Но в обоих случаях, изображенных в сагах, зарождение любви (истинное или разыгранное) оказывается связанным с речевым действием друида или заклинателя, и все происходящее далее приобретает характер самореализующегося пророчества. Строго говоря, друид не рекомендует Грайнне бежать с Диармайдом, как и Леборхам, которая также, строго говоря, не побуждала Дейрдре прямо отказаться от того, чтобы стать наложницей короля Конхобара. Однако его указание на привлекательность Диармайда имплицитно содержит намек на такую возможность. Наверное, нет смысла спрашивать себя, мог ли в данном случае друид «на самом деле» предвидеть, к каким трагическим последствиям приведет оброненное им замечание. Но вспомним, что это был не просто один из воинов на пиру, но именно друид, т. е. человек, которому должно быть известно будущее, поэтому предположение о том, что он не только мог знать о том, что произойдет потом, но и особым образом вербализовал свое знание, кажется вполне обоснованным. По крайней мере – для компилятора саги, но, наверное, на более раннем этапе ее бытования, возможно, еще ввиду устной легенды данный мотив мог звучать и эксплицитно. Причем то, что указанная сцена происходит на пиру, подобно сцене, открывающей сагу «Изгнание сыновей Уснеха» (в «Лейнстерской книге»), предполагает своего рода отсылку к данному тексту, точнее, сюжету. Наверное, в данном случае речь может идти скорее не о сознательной перекличке сюжетов, но о коллективной памяти определенного круга их носителей, которые невольно воссоздавали атмосферу: пир – друид – предречение. Таким образом создается комплекс горизонта ожидания слушателя: указание друида прочитывается как рекомендация, то есть как завуалированное предречение, которое должно реализоваться. Возможно, здесь можно провести параллель с темой «нарушаемого запрета», отмеченной Проппом: ведь если бы сестра маленького Ивашечки не увлеклась игрой с подружками, или если бы жена Синей Бороды не стала открывать запретную дверь, или если бы Красная Шапочка не стала разговаривать в лесу с волком, сюжет, от которого подготовленный адресат ждет определенного развития, просто оказался бы нереализованным.
Наиболее активно пророческая деятельность друидов проявляется перед военным походом, поскольку практически ни одно описание начала боевых действий без него не обходится, причем в сагах как ранних, так и поздних.
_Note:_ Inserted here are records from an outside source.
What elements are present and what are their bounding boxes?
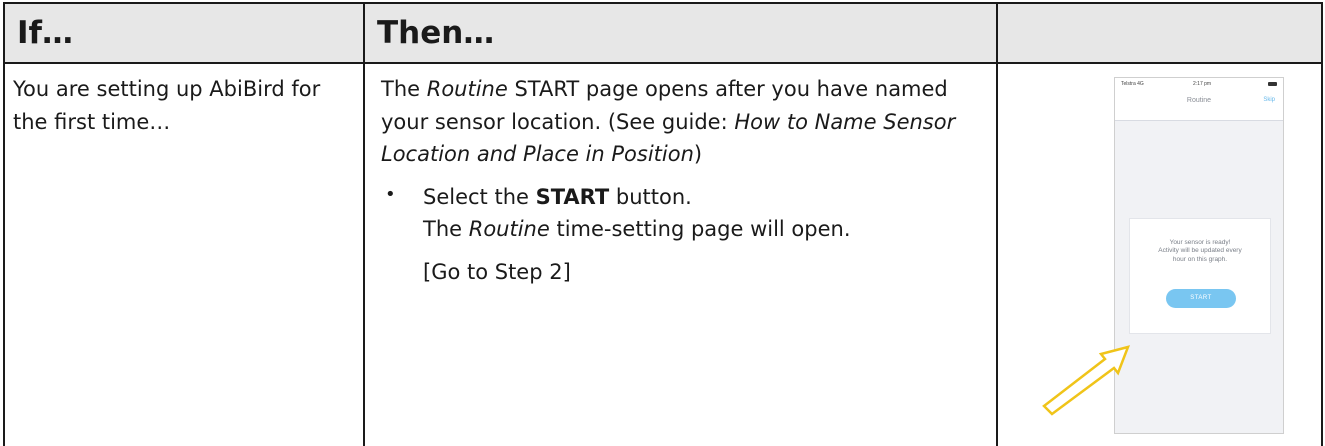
card-line-3: hour on this graph. — [1172, 255, 1228, 263]
intro-routine-text: Routine — [426, 77, 508, 101]
then-intro: The Routine START page opens after you h… — [381, 73, 982, 171]
sensor-ready-card: Your sensor is ready! Activity will be u… — [1129, 218, 1271, 334]
sensor-ready-message: Your sensor is ready! Activity will be u… — [1130, 239, 1270, 264]
battery-icon — [1268, 82, 1277, 86]
result-text: The Routine time-setting page will open. — [423, 213, 982, 246]
bullet-item: • Select the START button. The Routine t… — [381, 181, 982, 289]
select-start-text: START — [535, 184, 610, 209]
step-reference: [Go to Step 2] — [423, 259, 571, 284]
phone-nav-bar: Routine Skip — [1115, 90, 1283, 121]
status-time: 2:17 pm — [1193, 81, 1212, 87]
phone-status-bar: Telstra 4G 2:17 pm — [1115, 78, 1283, 90]
phone-nav-title: Routine — [1186, 97, 1212, 104]
then-cell: The Routine START page opens after you h… — [363, 62, 998, 446]
table-row: You are setting up AbiBird for the first… — [3, 62, 1323, 446]
card-line-2: Activity will be updated every — [1158, 247, 1242, 255]
header-image — [996, 2, 1323, 64]
select-instruction: Select the START button. — [423, 181, 982, 214]
result-routine-text: Routine — [468, 217, 550, 242]
image-cell: Telstra 4G 2:17 pm Routine Skip Your sen… — [996, 62, 1323, 446]
if-cell: You are setting up AbiBird for the first… — [3, 62, 365, 446]
if-then-table-wrapper: If… Then… You are setting up AbiBird for… — [3, 2, 1323, 446]
arrow-pointer-icon — [1042, 345, 1131, 416]
carrier-label: Telstra 4G — [1121, 81, 1144, 87]
result-post-text: time-setting page will open. — [549, 217, 851, 242]
result-pre-text: The — [423, 217, 469, 242]
header-if: If… — [3, 2, 365, 64]
select-pre-text: Select the — [423, 184, 536, 209]
header-then: Then… — [363, 2, 998, 64]
intro-post-text: ) — [693, 142, 703, 167]
bullet-icon: • — [385, 183, 396, 205]
if-condition-text: You are setting up AbiBird for the first… — [13, 77, 321, 134]
phone-start-button: START — [1166, 289, 1236, 308]
card-line-1: Your sensor is ready! — [1169, 239, 1231, 246]
table-header-row: If… Then… — [3, 2, 1323, 64]
phone-skip-link: Skip — [1263, 97, 1275, 103]
if-then-table: If… Then… You are setting up AbiBird for… — [3, 2, 1323, 446]
intro-pre-text: The — [381, 77, 427, 101]
select-post-text: button. — [609, 184, 692, 209]
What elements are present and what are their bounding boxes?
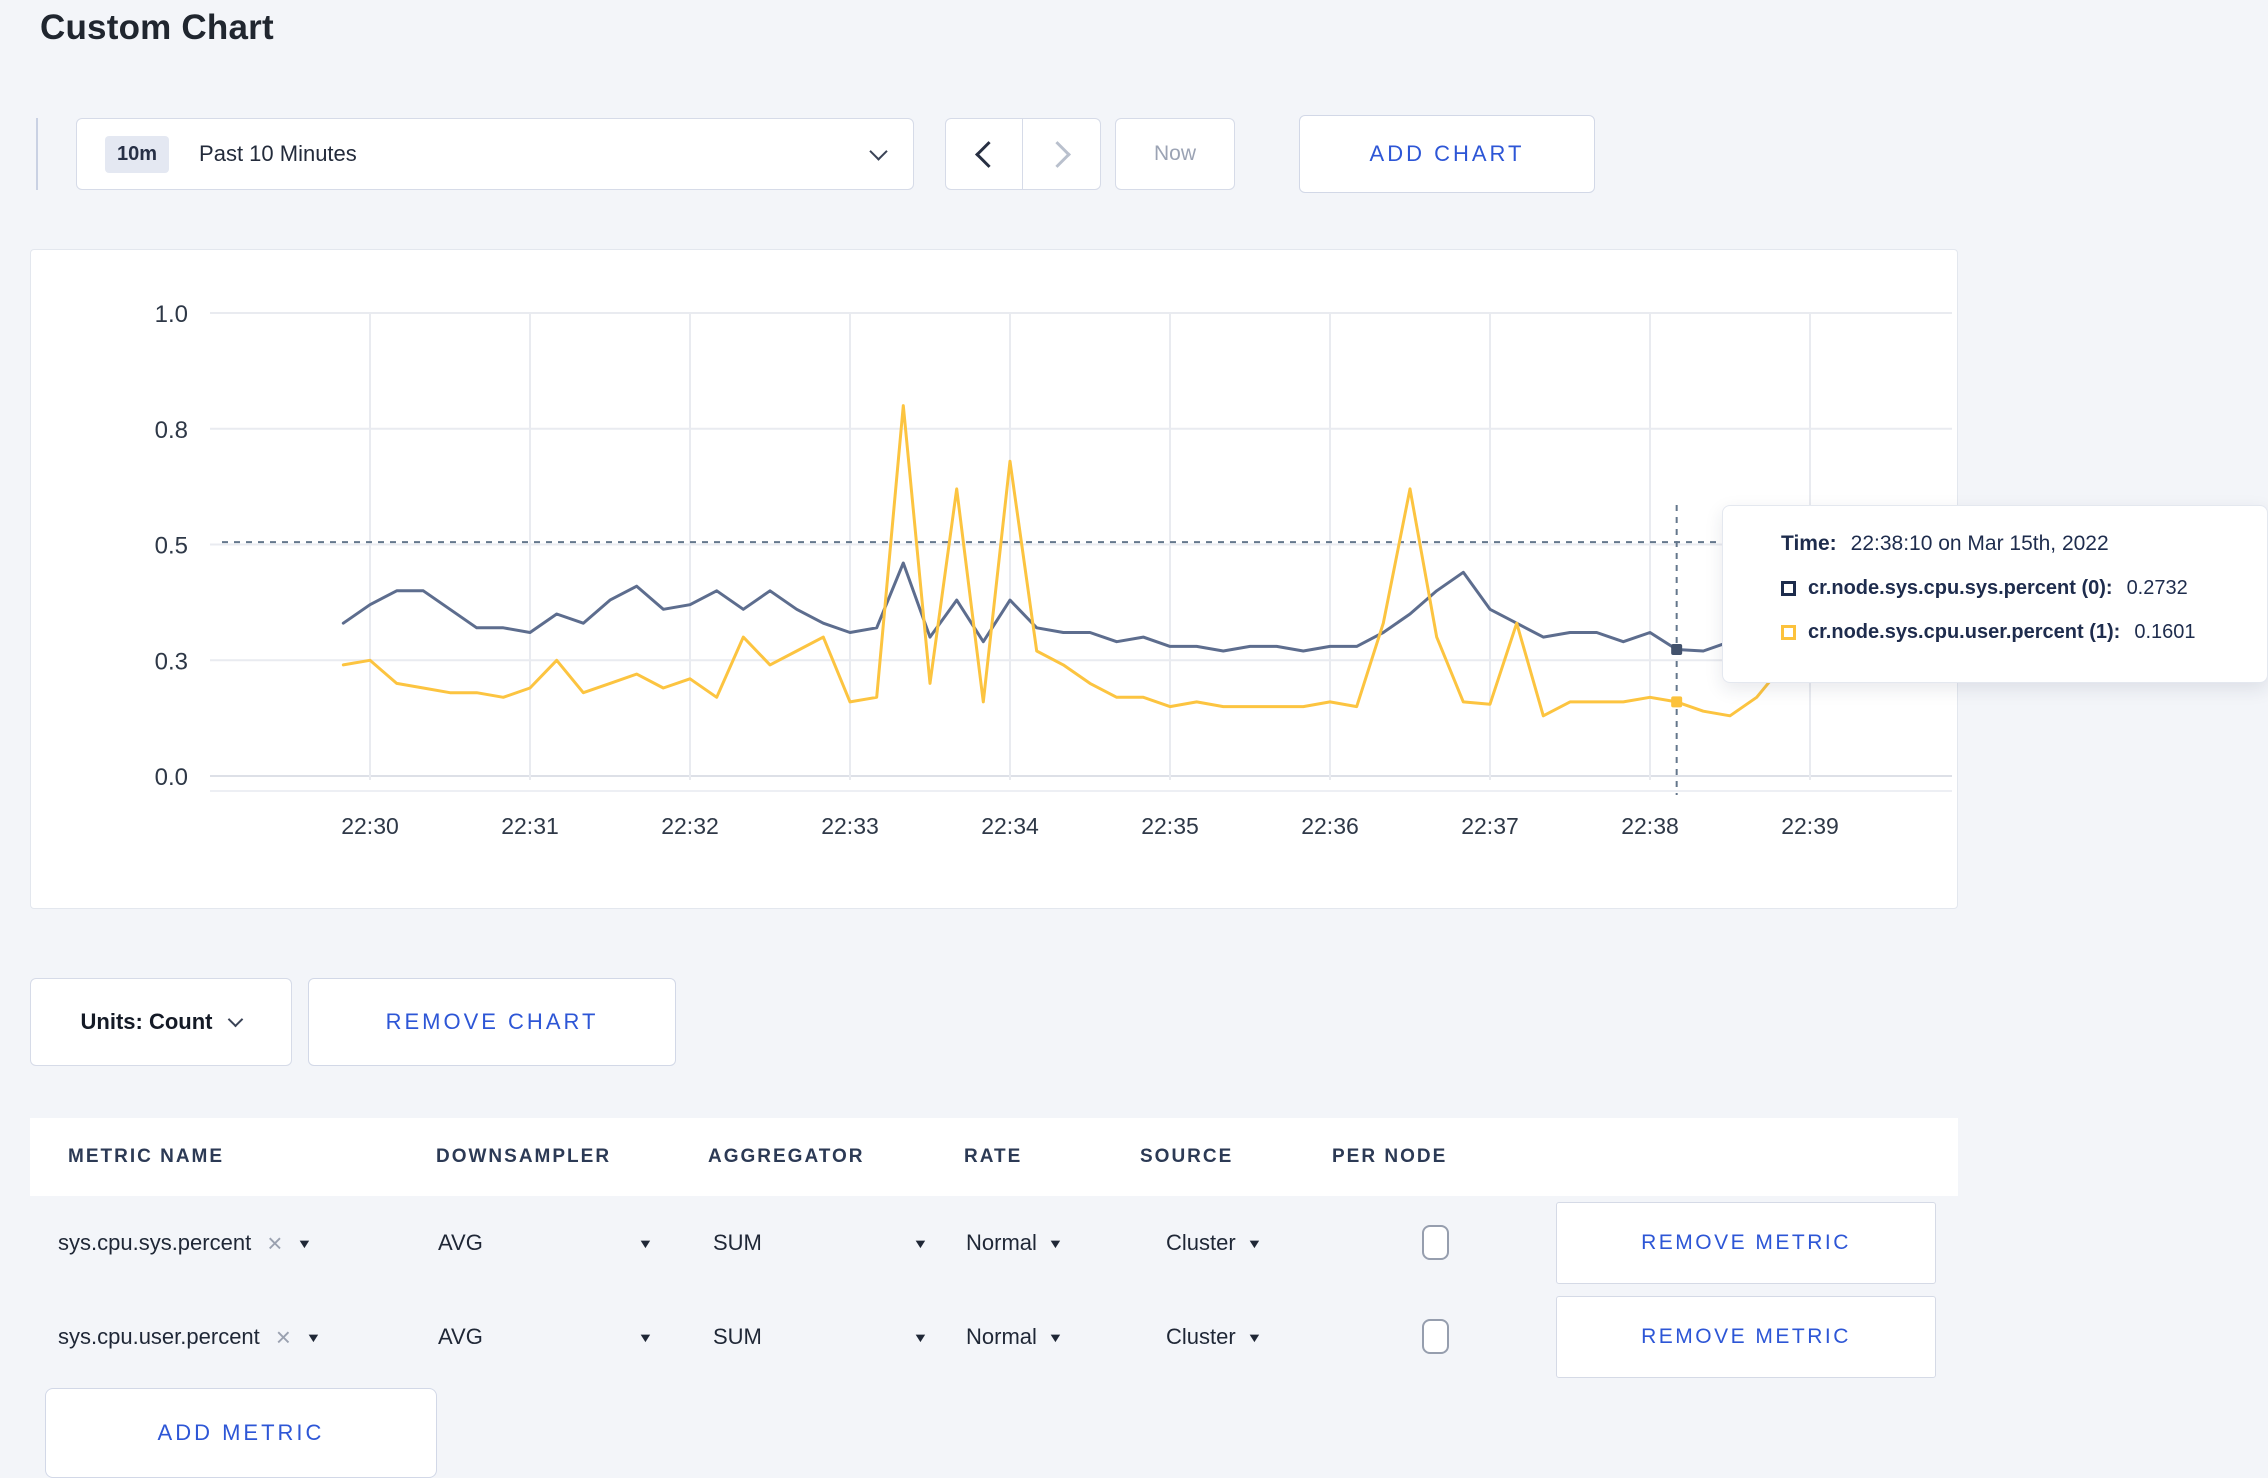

В качестве примера, казалось бы, противоречащего иной воссоздаваемой реальности, реальности, в которой рядом с королем уже должна стоять фигура местного святого, хотелось бы привести пример из саги «Пир в гусиной крепости», повествующей о начале вражды между Конгалом Каэхом и королем Домналлом, сыном Айнмире. Действие происходит в первой половине VII в. (итогом конфликта стала битва при Маг Рат 637 г.), текст, что отчасти важно, очень поздний, уже ранне-новоирландский. Согласно сюжету, король Дал Арайде, небольшой области на северо-востоке Ирландии, вступив в конфликт с верховным королем Домналлом, обращается за помощью к королю пиктов Домналлу Брекку (Пестрому). Тот выражает готовность выступить против ирландцев. Несмотря на то, что после миссии святого Колумбы пиктские королевства западных районов Шотландии уже были христианизованы, в саге они изображаются как языческие, причем, как я понимаю, это не анахронистическая ошибка компилятора, а намеренное искажение возможных (изображаемых) событий. Итак:
ocus ro raidset fri Dubdiad ocus fri a n-draithib olchena faitsine do denam doib dus in bud shoraid a séd ocus a turus, ocus ro gabsat na draithe ag michelmaine doib, ocus oca toirmesc [O’Donovan 1842: 60] –
Интересно, что в дальнейшем Домналл Брекк, естественно, этот запрет нарушает, даже несмотря на то, что Дубдиад (в поэтическом фрагменте) предостерегает его от войны с ирландцами, в частности, мотивируя это тем, что Домналл сын Аода – ata Crist ica choiméd – находится под защитой Христа. Пренебрежение предречением, естественно, оборачивается для пиктских королей неудачей и поражением, но мы должны понимать, что этот текст не просто была написан post factum изображенных событий, но, возможно, и носил отчасти пропагандистский характер, т. е. был эхом каких-то позднесредневековых распрей между центральными и северо-восточными районами страны[150].